The goal is to have 150 transfer students from Merced College to UC Merced by 2025. Earlier this year, UC Merced announced the university had surpassed 9,000 students for the first time. The university’s goal is to have 15,000 students by 2030, according to Muñoz.
The partnership will help spell out pathways for Merced College students to transfer to UC Merced.
“This is a game-changer,” Vitelli said. “This is what we should be doing. We should make sure that through the community college system and through our university system, that not only California residents, but more particularly Merced, who has a unique opportunity between two quality institutions to get an education right here in their back yard.”
How the partnership works
Merced College and UC Merced will work together to facilitate discussion between faculty to ensure transfer pathways for all students are streamlined and understandable.
They will target incoming Merced College first-year students who applied for UC Merced as high school seniors but were not granted admission for program participation.
Incoming students will be shown curricular maps that will explain courses they need to transfer in a timely and orderly manner.
There will be concurrent enrollment possibilities for students with certain courses. There will be summer research opportunities for Merced College students at UC Merced.

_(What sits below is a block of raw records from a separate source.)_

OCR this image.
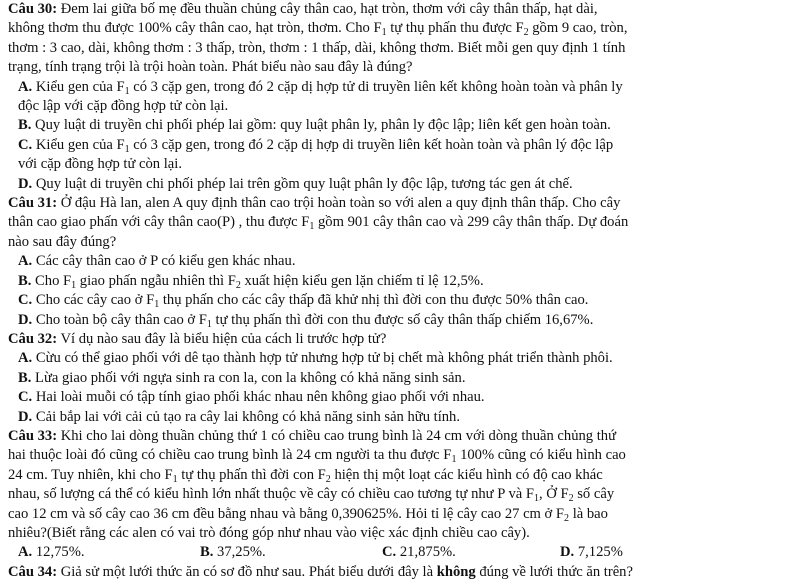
Câu 30: Đem lai giữa bố mẹ đều thuần chủng cây thân cao, hạt tròn, thơm với cây thân thấp, hạt dài,
không thơm thu được 100% cây thân cao, hạt tròn, thơm. Cho $F_1$ tự thụ phấn thu được $F_2$ gồm 9 cao, tròn,
thơm : 3 cao, dài, không thơm : 3 thấp, tròn, thơm : 1 thấp, dài, không thơm. Biết mỗi gen quy định 1 tính
trạng, tính trạng trội là trội hoàn toàn. Phát biểu nào sau đây là đúng?
A. Kiểu gen của $F_1$ có 3 cặp gen, trong đó 2 cặp dị hợp tử di truyền liên kết không hoàn toàn và phân ly
độc lập với cặp đồng hợp tử còn lại.
B. Quy luật di truyền chi phối phép lai gồm: quy luật phân ly, phân ly độc lập; liên kết gen hoàn toàn.
C. Kiểu gen của $F_1$ có 3 cặp gen, trong đó 2 cặp dị hợp di truyền liên kết hoàn toàn và phân lý độc lập
với cặp đồng hợp tử còn lại.
D. Quy luật di truyền chi phối phép lai trên gồm quy luật phân ly độc lập, tương tác gen át chế.
Câu 31: Ở đậu Hà lan, alen A quy định thân cao trội hoàn toàn so với alen a quy định thân thấp. Cho cây
thân cao giao phấn với cây thân cao(P) , thu được $F_1$ gồm 901 cây thân cao và 299 cây thân thấp. Dự đoán
nào sau đây đúng?
A. Các cây thân cao ở P có kiểu gen khác nhau.
B. Cho $F_1$ giao phấn ngẫu nhiên thì $F_2$ xuất hiện kiểu gen lặn chiếm tỉ lệ 12,5%.
C. Cho các cây cao ở $F_1$ thụ phấn cho các cây thấp đã khử nhị thì đời con thu được 50% thân cao.
D. Cho toàn bộ cây thân cao ở $F_1$ tự thụ phấn thì đời con thu được số cây thân thấp chiếm 16,67%.
Câu 32: Ví dụ nào sau đây là biểu hiện của cách li trước hợp tử?
A. Cừu có thể giao phối với dê tạo thành hợp tử nhưng hợp tử bị chết mà không phát triển thành phôi.
B. Lừa giao phối với ngựa sinh ra con la, con la không có khả năng sinh sản.
C. Hai loài muỗi có tập tính giao phối khác nhau nên không giao phối với nhau.
D. Cải bắp lai với cải củ tạo ra cây lai không có khả năng sinh sản hữu tính.
Câu 33: Khi cho lai dòng thuần chủng thứ 1 có chiều cao trung bình là 24 cm với dòng thuần chủng thứ
hai thuộc loài đó cũng có chiều cao trung bình là 24 cm người ta thu được $F_1$ 100% cũng có kiểu hình cao
24 cm. Tuy nhiên, khi cho $F_1$ tự thụ phấn thì đời con $F_2$ hiện thị một loạt các kiểu hình có độ cao khác
nhau, số lượng cá thể có kiểu hình lớn nhất thuộc về cây có chiều cao tương tự như P và $F_1$, Ở $F_2$ số cây
cao 12 cm và số cây cao 36 cm đều bằng nhau và bằng 0,390625%. Hỏi tỉ lệ cây cao 27 cm ở $F_2$ là bao
nhiêu?(Biết rằng các alen có vai trò đóng góp như nhau vào việc xác định chiều cao cây).
A. 12,75%.	B. 37,25%.	C. 21,875%.	D. 7,125%
Câu 34: Giả sử một lưới thức ăn có sơ đồ như sau. Phát biểu dưới đây là không đúng về lưới thức ăn trên?
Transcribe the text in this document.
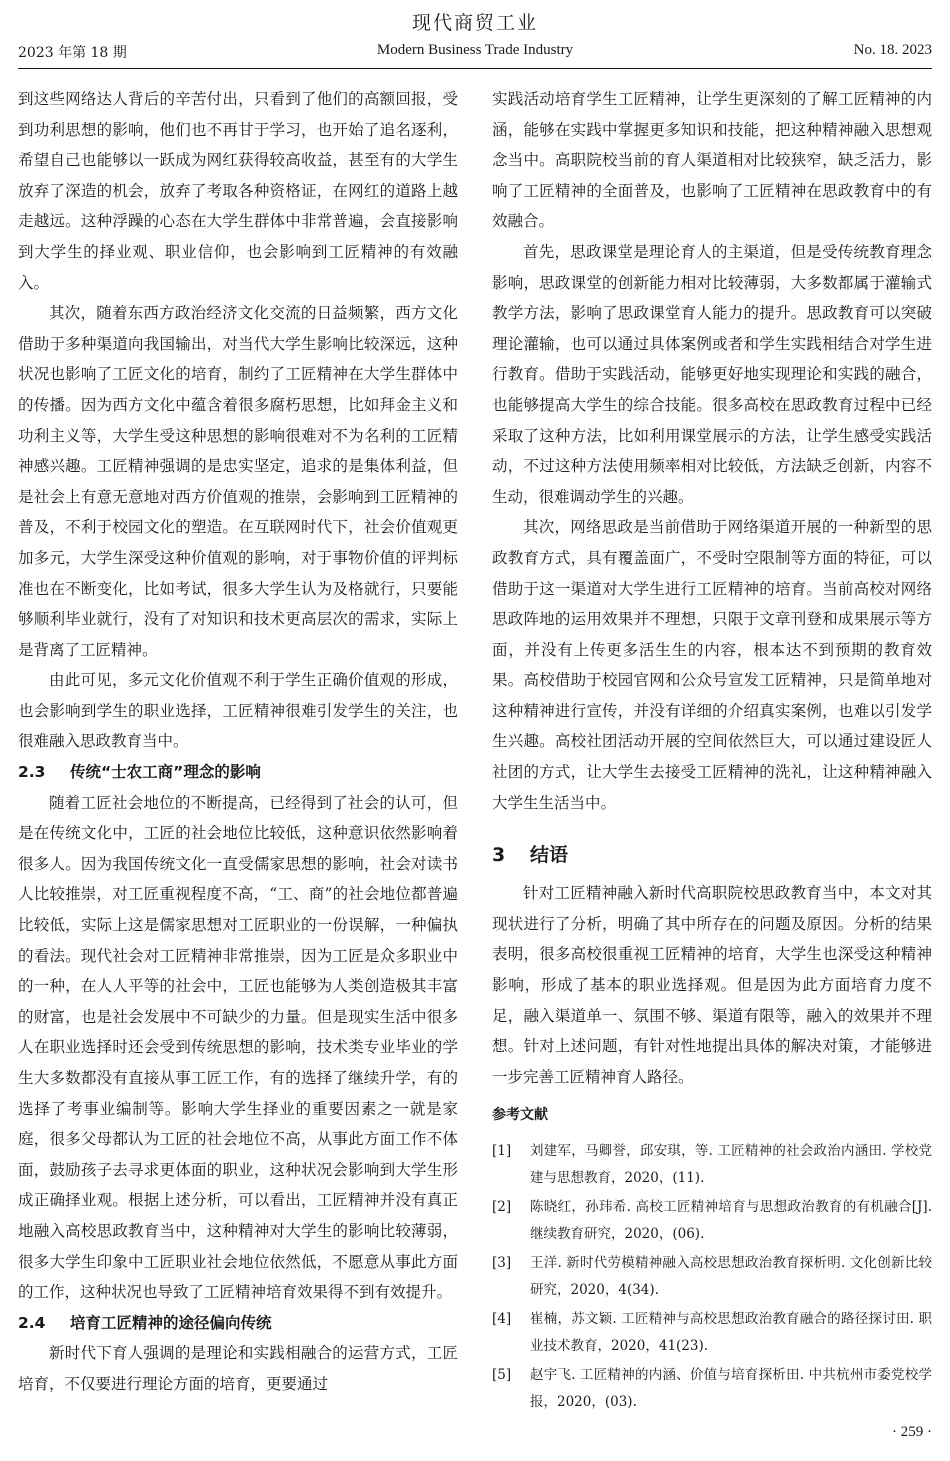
现代商贸工业
2023 年第 18 期	Modern Business Trade Industry	No. 18. 2023

到这些网络达人背后的辛苦付出，只看到了他们的高额回报，受到功利思想的影响，他们也不再甘于学习，也开始了追名逐利，希望自己也能够以一跃成为网红获得较高收益，甚至有的大学生放弃了深造的机会，放弃了考取各种资格证，在网红的道路上越走越远。这种浮躁的心态在大学生群体中非常普遍，会直接影响到大学生的择业观、职业信仰，也会影响到工匠精神的有效融入。

其次，随着东西方政治经济文化交流的日益频繁，西方文化借助于多种渠道向我国输出，对当代大学生影响比较深远，这种状况也影响了工匠文化的培育，制约了工匠精神在大学生群体中的传播。因为西方文化中蕴含着很多腐朽思想，比如拜金主义和功利主义等，大学生受这种思想的影响很难对不为名利的工匠精神感兴趣。工匠精神强调的是忠实坚定，追求的是集体利益，但是社会上有意无意地对西方价值观的推崇，会影响到工匠精神的普及，不利于校园文化的塑造。在互联网时代下，社会价值观更加多元，大学生深受这种价值观的影响，对于事物价值的评判标准也在不断变化，比如考试，很多大学生认为及格就行，只要能够顺利毕业就行，没有了对知识和技术更高层次的需求，实际上是背离了工匠精神。

由此可见，多元文化价值观不利于学生正确价值观的形成，也会影响到学生的职业选择，工匠精神很难引发学生的关注，也很难融入思政教育当中。

2.3 传统“士农工商”理念的影响

随着工匠社会地位的不断提高，已经得到了社会的认可，但是在传统文化中，工匠的社会地位比较低，这种意识依然影响着很多人。因为我国传统文化一直受儒家思想的影响，社会对读书人比较推崇，对工匠重视程度不高，“工、商”的社会地位都普遍比较低，实际上这是儒家思想对工匠职业的一份误解，一种偏执的看法。现代社会对工匠精神非常推崇，因为工匠是众多职业中的一种，在人人平等的社会中，工匠也能够为人类创造极其丰富的财富，也是社会发展中不可缺少的力量。但是现实生活中很多人在职业选择时还会受到传统思想的影响，技术类专业毕业的学生大多数都没有直接从事工匠工作，有的选择了继续升学，有的选择了考事业编制等。影响大学生择业的重要因素之一就是家庭，很多父母都认为工匠的社会地位不高，从事此方面工作不体面，鼓励孩子去寻求更体面的职业，这种状况会影响到大学生形成正确择业观。根据上述分析，可以看出，工匠精神并没有真正地融入高校思政教育当中，这种精神对大学生的影响比较薄弱，很多大学生印象中工匠职业社会地位依然低，不愿意从事此方面的工作，这种状况也导致了工匠精神培育效果得不到有效提升。

2.4 培育工匠精神的途径偏向传统

新时代下育人强调的是理论和实践相融合的运营方式，工匠培育，不仅要进行理论方面的培育，更要通过

实践活动培育学生工匠精神，让学生更深刻的了解工匠精神的内涵，能够在实践中掌握更多知识和技能，把这种精神融入思想观念当中。高职院校当前的育人渠道相对比较狭窄，缺乏活力，影响了工匠精神的全面普及，也影响了工匠精神在思政教育中的有效融合。

首先，思政课堂是理论育人的主渠道，但是受传统教育理念影响，思政课堂的创新能力相对比较薄弱，大多数都属于灌输式教学方法，影响了思政课堂育人能力的提升。思政教育可以突破理论灌输，也可以通过具体案例或者和学生实践相结合对学生进行教育。借助于实践活动，能够更好地实现理论和实践的融合，也能够提高大学生的综合技能。很多高校在思政教育过程中已经采取了这种方法，比如利用课堂展示的方法，让学生感受实践活动，不过这种方法使用频率相对比较低，方法缺乏创新，内容不生动，很难调动学生的兴趣。

其次，网络思政是当前借助于网络渠道开展的一种新型的思政教育方式，具有覆盖面广，不受时空限制等方面的特征，可以借助于这一渠道对大学生进行工匠精神的培育。当前高校对网络思政阵地的运用效果并不理想，只限于文章刊登和成果展示等方面，并没有上传更多活生生的内容，根本达不到预期的教育效果。高校借助于校园官网和公众号宣发工匠精神，只是简单地对这种精神进行宣传，并没有详细的介绍真实案例，也难以引发学生兴趣。高校社团活动开展的空间依然巨大，可以通过建设匠人社团的方式，让大学生去接受工匠精神的洗礼，让这种精神融入大学生生活当中。

3 结语

针对工匠精神融入新时代高职院校思政教育当中，本文对其现状进行了分析，明确了其中所存在的问题及原因。分析的结果表明，很多高校很重视工匠精神的培育，大学生也深受这种精神影响，形成了基本的职业选择观。但是因为此方面培育力度不足，融入渠道单一、氛围不够、渠道有限等，融入的效果并不理想。针对上述问题，有针对性地提出具体的解决对策，才能够进一步完善工匠精神育人路径。

参考文献
[1]	刘建军，马卿誉，邱安琪，等. 工匠精神的社会政治内涵田. 学校党建与思想教育，2020，(11).
[2]	陈晓红，孙玮希. 高校工匠精神培育与思想政治教育的有机融合[J]. 继续教育研究，2020，(06).
[3]	王洋. 新时代劳模精神融入高校思想政治教育探析明. 文化创新比较研究，2020，4(34).
[4]	崔楠，苏文颖. 工匠精神与高校思想政治教育融合的路径探讨田. 职业技术教育，2020，41(23).
[5]	赵宇飞. 工匠精神的内涵、价值与培育探析田. 中共杭州市委党校学报，2020，(03).
· 259 ·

“We’re going to create new agreements, we’re going to recognize credit, we’re going to have counselors work more carefully with one another, we’re going to try to create a more seamless process, we’re going to work together to identify financial resources,” Muñoz said. “Many of the students from this region come from very modest household incomes, and so mitigating the obstacle of finances is something we’re going to work very closely with and identify proprietary scholarships for people from the region that are competitive and ambitious.”
Partnership finally comes to fruition
The goal is to make higher learning opportunities more accessible to students in Merced County.
“Today Merced College and UC Merced solidified our partnership through the Merced Promise which essentially makes sure every single resident in Merced has the opportunity to get the most affordable and highest quality education right here in our community,” Vitelli said.
Both institutions promise to make investments in staffing, resources, and oversight that will lead to the academic coordination, faculty and administrative interactions, and student engagement between UC Merced and Merced College, according to the memorandum of understanding.
“You can focus on a community college like Merced College, that is incredible, and then at the newest University of California campus here at Merced, you can complete your degree, your masters or your PhD, and that’s what is truly unique about it,” Costa said. “And the affordability and the research that is taking place at an institution like this here will only grow by leaps and bounds as we know. So that’s why this is so important”.
Vitelli said it’s a program that has been in the works for years between the two institutions but was fast-tracked once Muñoz was named the UC Merced Chancellor earlier this year.
It’s a new day in terms of how we’re going to partner and cooperate in order to prepare our young people, not just for the careers of today, but the industries and careers of tomorrow,” Muñoz said.